No mês passado, Dubai foi escolhida sede da Feira Mundial de 2020. O xeique Mohammed bin Rashid al-Maktoum, soberano de Dubai, disse pelo Twitter que o evento "traria vida nova ao antigo papel do Oriente Médio como cadinho de culturas e da criatividade".
"O modelo de negócios de Dubai depende de sua capacidade de projetar uma imagem progressista e de estabilidade, e organizar exposições e festivais de cinema cabe direitinho nisso", disse Nicholas McGeehan, pesquisador para o Golfo Pérsico da Human Rights Watch. "Entretanto, casos do gênero enfraquecem seriamente essa imagem e a denunciam como nada mais que um artifício de relações públicas."
O caso somente veio a público há pouco tempo, depois que os familiares de Cassim decidiram que suas tentativas de circular pelo sistema judiciário do país tinham dado poucos resultados.
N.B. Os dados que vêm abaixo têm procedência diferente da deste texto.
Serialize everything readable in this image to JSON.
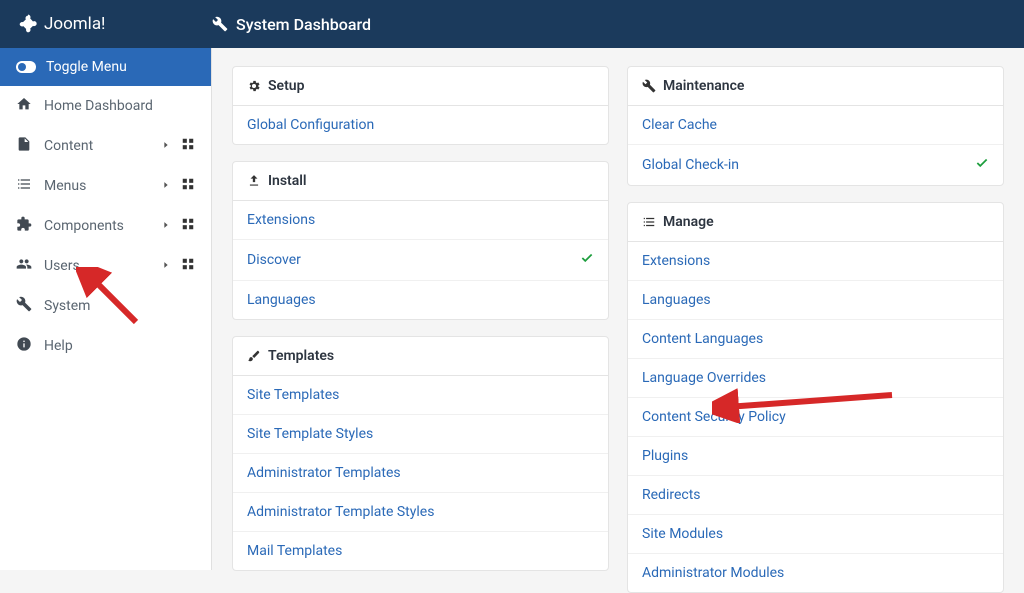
{
  "brand": "Joomla!",
  "page_title": "System Dashboard",
  "toggle_label": "Toggle Menu",
  "sidebar": {
    "items": [
      {
        "label": "Home Dashboard",
        "icon": "home",
        "expand": false,
        "grid": false
      },
      {
        "label": "Content",
        "icon": "file",
        "expand": true,
        "grid": true
      },
      {
        "label": "Menus",
        "icon": "list",
        "expand": true,
        "grid": true
      },
      {
        "label": "Components",
        "icon": "puzzle",
        "expand": true,
        "grid": true
      },
      {
        "label": "Users",
        "icon": "users",
        "expand": true,
        "grid": true
      },
      {
        "label": "System",
        "icon": "wrench",
        "expand": false,
        "grid": false
      },
      {
        "label": "Help",
        "icon": "info",
        "expand": false,
        "grid": false
      }
    ]
  },
  "panels": {
    "setup": {
      "title": "Setup",
      "items": [
        "Global Configuration"
      ]
    },
    "install": {
      "title": "Install",
      "items": [
        "Extensions",
        "Discover",
        "Languages"
      ],
      "checked": [
        1
      ]
    },
    "templates": {
      "title": "Templates",
      "items": [
        "Site Templates",
        "Site Template Styles",
        "Administrator Templates",
        "Administrator Template Styles",
        "Mail Templates"
      ]
    },
    "maintenance": {
      "title": "Maintenance",
      "items": [
        "Clear Cache",
        "Global Check-in"
      ],
      "checked": [
        1
      ]
    },
    "manage": {
      "title": "Manage",
      "items": [
        "Extensions",
        "Languages",
        "Content Languages",
        "Language Overrides",
        "Content Security Policy",
        "Plugins",
        "Redirects",
        "Site Modules",
        "Administrator Modules"
      ]
    }
  }
}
Shervon, irmão de Cassim, passou praticamente três meses nos Emirados tentando assegurar a libertação do irmão.
Shervon Cassim afirmou que os pais emigraram de Sri Lanka para Dubai em 1976 porque ali era uma terra de oportunidades "onde se poderia ganhar uma fortuna".
A família se mudou para os Estados Unidos no começo deste século e se naturalizou. Contudo, Shezanne Cassim voltou a Dubai depois de se formar na Universidade de Minnesota, em 2006, informou o irmão. Três semanas antes da prisão, ele havia começado a trabalhar como consultor da PricewaterhouseCoopers.
Nas horas vagas, Cassim e os amigos faziam vídeos zombando da vida em Dubai. Eles mostram o irmão fazendo coisas que ele garante não serem feitas em Dubai, como mudar de pista para deixar motoristas apressados passarem e limpar a mesa no McDonalds.
Em outubro de 2012, o falso documentário sobre artes marciais foi publicado na internet. Em abril, a polícia deteve Cassim e mais quatro pessoas. Mais tarde eles foram julgados por violarem a segurança nacional.
Comentaristas dos Emirados, nenhum dos quais quis ter o nome citado, afirmaram que as autoridades não devem ter gostado do vídeo por apresentar um estereótipo da nação ou por terem pensado que o vídeo deixava a entender que o país tinha gangues. Um deles sugeriu que a polícia foi dura para impedir vídeos semelhantes.
O veredito do caso de Cassim era esperado em setembro, mas foi adiado várias vezes. Segundo a família, ele é mantido numa prisão no deserto nos arredores de Abu Dhabi e não teve autorização para um encontro a sós com o advogado.
"Nós ficamos felizes em ver o boom de Dubai e temos muito afeto pela cidade e seu povo, e mesmo assim as autoridades tratam meu irmão desse jeito", declarou Shervon Cassim.